Se não fosse tão tarde e eu não estivesse tão cansada, responderia cada um deles mas já passa de duas da madrugada e sinto que vou desmaiar a qualquer instante. Tremulamente digito uma breve mensagem para Harry dizendo que não estou me sentindo bem e talvez pela febre que está me deixando a beira do delírio, peço desculpas e assumo total responsabilidade pela briga que tivemos mais cedo. Deixo o celular de qualquer jeito sem me preocupar em ver se ele respondeu e levanto da cama para ir ao banheiro.

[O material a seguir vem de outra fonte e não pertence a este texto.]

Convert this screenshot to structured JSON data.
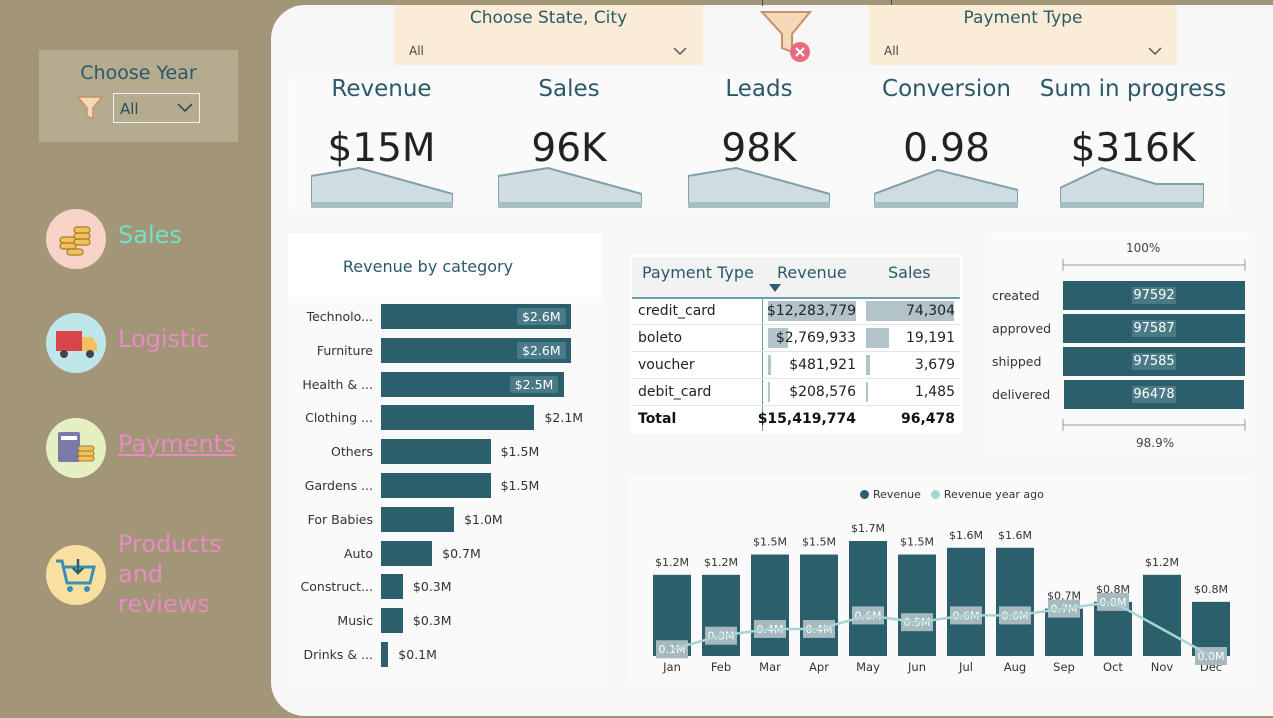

Tentar induzir vômito não ajudou, só me senti ainda mais fraca do que eu já estava. Já que a primeira tentativa de melhorar rapidamente não deu certo, escovo os dentes e entro no box. Não me preocupo em tirar a calça do pijama ou lingerie, apenas ligo a água no mais quente possível para afastar os calafrios que estão me fazendo bater os dentes uns nos outros. Sento no chão com medo de cair pela onda de tontura que me atinge e fecho os olhos encostando a testa no box embaçado pelo vapor da água. Tenho a sensação de ouvir um sussurro mas não consigo abrir os olhos. Está tudo quente e silencioso, a dor no corpo foi embora e tudo parece quieto e tranquilo.

Grito assustada quando a água fica gelada e me vejo presa sem conseguir sair do lugar. Abro os olhos com dificuldade e continuo me debatendo ainda que seja em vão já que me sinto completamente sem forças e tudo parece pesado demais. Um par de braços estão ao redor da minha cintura me impedindo de levantar para fugir da água gelada que cai sobre mim incessantemente.

— Você perdeu o juízo? Caralho, Melanie. — Harry grita e tudo fica embaçado antes de escurecer de vez.